Read More: Explore more of our articles on Chile.
Ver-o-Peso | Brazil
“Ver-o-Peso market in Belém Pará, Brazil sits on the banks of the Guamá River which is one of the channels of the Amazon River. Ver-o-Peso was originally named “Casa do Haver-o-Peso” (Have the Weight House) then shortened to its present form. Ver-o-Peso celebrated it’s 390th birthday in March 2017 making it one of the oldest markets in the western hemisphere. (The city of Belém celebrated its 400th birthday in 2016) Since Ver-o-Peso fish market sits at the mouth of the Amazon River it has a vast variety of fresh and saltwater fish and the wider market contains a public açai market and fruits and vegetables often found only in the Amazon Basin.” – Jerome of Travel Boldly and Laudy of Brasil2Brazil
Where: Belém Pará, Brazil
Known for: Dorado (Mahi Mahi) or Gurijubu (Amazonian Catfish) for use in Peixe com Jambu e Tucupi.
Other Info: Ver-o-Peso is open every day. To get the best fish and most interesting people arrive early 7am-8am. There are fewer fish and less people on Saturday and Sunday.
Mercado Negro | Mexico
“Ensenada is a fishing port Baja Norte and since 1958 the outdoor the fish market has sold a huge variety of fish.

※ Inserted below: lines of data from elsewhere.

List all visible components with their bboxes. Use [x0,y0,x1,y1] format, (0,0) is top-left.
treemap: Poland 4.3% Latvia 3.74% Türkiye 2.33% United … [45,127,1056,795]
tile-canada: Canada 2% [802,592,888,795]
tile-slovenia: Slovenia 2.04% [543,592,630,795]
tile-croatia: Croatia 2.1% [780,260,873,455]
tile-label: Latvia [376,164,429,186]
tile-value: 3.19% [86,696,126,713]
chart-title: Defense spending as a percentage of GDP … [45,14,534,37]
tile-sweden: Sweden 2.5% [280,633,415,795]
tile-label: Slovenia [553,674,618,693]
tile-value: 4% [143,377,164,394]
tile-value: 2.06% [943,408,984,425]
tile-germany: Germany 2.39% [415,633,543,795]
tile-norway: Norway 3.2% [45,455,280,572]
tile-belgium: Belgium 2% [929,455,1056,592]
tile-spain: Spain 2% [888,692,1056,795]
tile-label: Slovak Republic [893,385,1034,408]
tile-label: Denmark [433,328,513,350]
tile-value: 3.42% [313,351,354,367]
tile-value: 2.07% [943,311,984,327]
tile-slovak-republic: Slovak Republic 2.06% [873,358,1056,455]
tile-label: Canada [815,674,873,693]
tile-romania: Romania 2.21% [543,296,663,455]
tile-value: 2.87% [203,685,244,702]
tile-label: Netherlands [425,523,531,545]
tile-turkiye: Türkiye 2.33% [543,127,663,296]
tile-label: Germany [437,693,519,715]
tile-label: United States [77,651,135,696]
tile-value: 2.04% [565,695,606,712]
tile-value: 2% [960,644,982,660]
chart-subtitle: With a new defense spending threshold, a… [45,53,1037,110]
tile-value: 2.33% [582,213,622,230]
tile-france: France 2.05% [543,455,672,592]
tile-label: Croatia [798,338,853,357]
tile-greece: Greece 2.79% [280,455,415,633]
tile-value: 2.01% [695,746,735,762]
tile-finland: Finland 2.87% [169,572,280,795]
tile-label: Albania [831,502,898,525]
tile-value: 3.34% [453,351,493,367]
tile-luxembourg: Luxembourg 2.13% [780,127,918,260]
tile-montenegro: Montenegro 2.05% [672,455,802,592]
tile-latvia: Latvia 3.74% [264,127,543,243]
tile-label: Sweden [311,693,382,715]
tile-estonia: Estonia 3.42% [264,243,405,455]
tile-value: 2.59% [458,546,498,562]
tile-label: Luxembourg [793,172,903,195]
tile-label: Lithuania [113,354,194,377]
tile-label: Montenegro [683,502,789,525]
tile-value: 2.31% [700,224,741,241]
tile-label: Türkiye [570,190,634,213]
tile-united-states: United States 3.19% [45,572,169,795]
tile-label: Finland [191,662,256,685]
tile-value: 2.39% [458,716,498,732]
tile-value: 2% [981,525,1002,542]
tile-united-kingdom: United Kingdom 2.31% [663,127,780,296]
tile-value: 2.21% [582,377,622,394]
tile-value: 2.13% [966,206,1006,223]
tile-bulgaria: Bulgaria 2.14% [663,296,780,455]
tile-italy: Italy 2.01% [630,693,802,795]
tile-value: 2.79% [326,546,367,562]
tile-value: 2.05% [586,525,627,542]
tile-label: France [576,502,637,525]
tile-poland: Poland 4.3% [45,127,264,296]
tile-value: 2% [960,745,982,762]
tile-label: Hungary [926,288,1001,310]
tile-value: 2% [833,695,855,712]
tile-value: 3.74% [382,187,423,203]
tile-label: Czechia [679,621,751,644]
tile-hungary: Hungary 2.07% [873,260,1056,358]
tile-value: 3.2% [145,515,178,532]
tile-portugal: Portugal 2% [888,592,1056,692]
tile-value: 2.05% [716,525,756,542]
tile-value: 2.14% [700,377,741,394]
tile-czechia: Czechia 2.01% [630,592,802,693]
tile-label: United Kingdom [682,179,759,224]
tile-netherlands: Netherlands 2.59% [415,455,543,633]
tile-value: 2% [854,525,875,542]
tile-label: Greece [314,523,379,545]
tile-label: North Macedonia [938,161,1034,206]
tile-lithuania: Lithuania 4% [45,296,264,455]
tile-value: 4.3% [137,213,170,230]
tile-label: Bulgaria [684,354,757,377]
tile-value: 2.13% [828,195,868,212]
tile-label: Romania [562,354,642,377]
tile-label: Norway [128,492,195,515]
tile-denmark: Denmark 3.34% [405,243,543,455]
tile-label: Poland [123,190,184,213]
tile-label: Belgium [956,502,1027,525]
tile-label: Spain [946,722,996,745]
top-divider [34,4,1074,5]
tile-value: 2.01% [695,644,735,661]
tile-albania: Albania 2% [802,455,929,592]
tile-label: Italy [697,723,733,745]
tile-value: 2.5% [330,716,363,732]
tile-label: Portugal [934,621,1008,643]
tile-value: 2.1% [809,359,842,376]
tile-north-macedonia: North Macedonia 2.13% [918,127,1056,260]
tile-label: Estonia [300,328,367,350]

They are known not only for the quality and freshness of the fish, but the artful and meticulous method in which it’s displayed.” – Alexa of 52 Perfect Days
Where: Ensenada, B.C., Mexico
Known for: Fish Tacos and Tostadas
Other Info: The market is open daily 6AM – 7PM. Next to the market you’ll find small restaurants and food carts offering seafood cocktails, fish tacos and tostadas using the fish from the mercado.